Handling live process output data inside of script?

I am trying to figure out how to handling live, ongoing, output of a process in python. I was given a script from my teammates, lets call it applicationAPI.py, that does the following things:

establish tcp connection to a host device
defines a number of metrics to pull from the application on the host device
outputs those metrics to my stdout in CSV format LIVE over a defined time interval, in this case every 60 seconds.

What I am trying to do is capture this live output data from this process, and parse it within my own python script. I tried to use subprocess with the following

import subprocess
import csv
import json

api_call = subprocess.run(['./applicationAPI.py', '-target_ip', '-username', 
'-password', 'metric1', 'metric2', 'metric3', '-u', '60'], capture_output=True, text=True, check=True)

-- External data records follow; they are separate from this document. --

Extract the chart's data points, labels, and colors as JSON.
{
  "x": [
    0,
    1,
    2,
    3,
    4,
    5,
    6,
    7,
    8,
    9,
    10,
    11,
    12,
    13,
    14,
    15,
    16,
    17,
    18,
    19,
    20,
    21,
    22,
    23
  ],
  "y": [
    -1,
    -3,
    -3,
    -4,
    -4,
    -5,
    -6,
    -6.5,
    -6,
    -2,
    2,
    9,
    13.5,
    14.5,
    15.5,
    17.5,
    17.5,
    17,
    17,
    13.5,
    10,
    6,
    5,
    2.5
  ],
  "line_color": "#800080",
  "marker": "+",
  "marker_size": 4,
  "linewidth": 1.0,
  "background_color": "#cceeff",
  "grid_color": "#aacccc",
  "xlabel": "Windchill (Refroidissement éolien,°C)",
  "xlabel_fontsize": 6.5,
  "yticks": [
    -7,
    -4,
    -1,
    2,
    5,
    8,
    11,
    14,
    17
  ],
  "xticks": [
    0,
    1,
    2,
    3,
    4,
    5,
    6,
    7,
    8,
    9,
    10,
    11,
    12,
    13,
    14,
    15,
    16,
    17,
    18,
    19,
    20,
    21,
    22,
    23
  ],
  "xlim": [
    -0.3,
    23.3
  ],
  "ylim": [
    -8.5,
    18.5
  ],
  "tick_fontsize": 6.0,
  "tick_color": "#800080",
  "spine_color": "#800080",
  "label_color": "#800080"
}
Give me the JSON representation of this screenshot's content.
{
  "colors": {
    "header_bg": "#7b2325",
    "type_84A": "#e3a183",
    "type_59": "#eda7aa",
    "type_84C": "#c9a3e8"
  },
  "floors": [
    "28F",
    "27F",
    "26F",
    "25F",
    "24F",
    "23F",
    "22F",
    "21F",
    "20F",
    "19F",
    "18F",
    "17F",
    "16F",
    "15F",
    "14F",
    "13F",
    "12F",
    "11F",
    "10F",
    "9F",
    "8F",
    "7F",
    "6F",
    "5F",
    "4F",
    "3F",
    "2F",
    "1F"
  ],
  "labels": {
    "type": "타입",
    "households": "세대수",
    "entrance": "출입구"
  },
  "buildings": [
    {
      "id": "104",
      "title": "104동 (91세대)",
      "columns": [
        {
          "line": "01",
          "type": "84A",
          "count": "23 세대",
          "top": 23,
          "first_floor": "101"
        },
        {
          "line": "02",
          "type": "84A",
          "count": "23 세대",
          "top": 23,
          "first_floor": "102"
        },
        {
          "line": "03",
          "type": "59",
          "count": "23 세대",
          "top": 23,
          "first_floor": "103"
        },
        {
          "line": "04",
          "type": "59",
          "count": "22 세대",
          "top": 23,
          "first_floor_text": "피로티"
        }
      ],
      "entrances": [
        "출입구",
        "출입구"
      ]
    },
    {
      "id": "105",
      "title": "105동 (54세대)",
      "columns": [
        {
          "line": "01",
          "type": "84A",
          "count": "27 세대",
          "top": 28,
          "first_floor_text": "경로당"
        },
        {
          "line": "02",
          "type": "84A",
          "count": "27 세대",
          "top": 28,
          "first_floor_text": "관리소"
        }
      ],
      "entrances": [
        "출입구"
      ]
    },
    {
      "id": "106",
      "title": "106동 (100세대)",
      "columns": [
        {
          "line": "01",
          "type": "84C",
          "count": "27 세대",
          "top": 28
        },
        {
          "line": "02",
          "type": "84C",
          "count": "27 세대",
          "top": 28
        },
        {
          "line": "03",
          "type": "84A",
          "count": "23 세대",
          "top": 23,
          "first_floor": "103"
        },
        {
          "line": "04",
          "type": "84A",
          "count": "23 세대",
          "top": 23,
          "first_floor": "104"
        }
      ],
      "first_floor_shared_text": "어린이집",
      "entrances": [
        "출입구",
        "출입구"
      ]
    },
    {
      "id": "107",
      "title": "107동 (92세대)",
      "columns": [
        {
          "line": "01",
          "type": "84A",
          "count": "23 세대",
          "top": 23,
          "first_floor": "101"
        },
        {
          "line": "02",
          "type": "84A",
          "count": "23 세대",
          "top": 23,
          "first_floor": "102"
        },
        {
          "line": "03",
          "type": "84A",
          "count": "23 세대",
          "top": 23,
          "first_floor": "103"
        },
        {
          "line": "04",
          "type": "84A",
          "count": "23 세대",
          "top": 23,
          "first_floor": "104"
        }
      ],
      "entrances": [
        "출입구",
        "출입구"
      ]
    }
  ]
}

api_response = (api_call.stdout)
f = StringIO(api_response)
reader = csv.reader(f)
for line in reader:
    print(line)

But it's not working. The problem is that the process is ongoing. For the 60 second time interval it will keep outputting data to stdout. But it never returns a return code or finishes executing. I tried to just redirect to a file, but again, because its the same process the output file would just grow and grow forever. I do not know how to capture or manipulate this data so I can parse it within my script.

Solution

You could use the lower level Popen class which gives you stdout and stderr pipes to read. Redirect stderr to a file when starting the process then read csv information from stdout until it completes. A final wait for the process to end and read the return code.

import subprocess
import csv
import json
import tempfile

with tempfile.TemporaryFile() as stderr_file:

    api_call = subprocess.Popen(['./applicationAPI.py', '-target_ip', '-username',
        '-password', 'metric1', 'metric2', 'metric3', '-u', '60'],
        stdout=subprocess.PIPE, stderr=stderr_file)
    for row in csv.reader((line.decode() for line in api_call.stdout)):
        print(row)
    api_call.wait()
    if api_call.returncode != 0:
        stderr_file.seek(0)
        print(stderr_file.read())

This isn't real time. Because you are using pipes, not a terminal, the program will buffer stdout. You'll only see output on block size boundaries (perhaps every 2048 bytes, but it's system dependent). Sometimes programs include a flag that tells it to flush stdout on every newline. Perhaps this program has one or it could be implemented?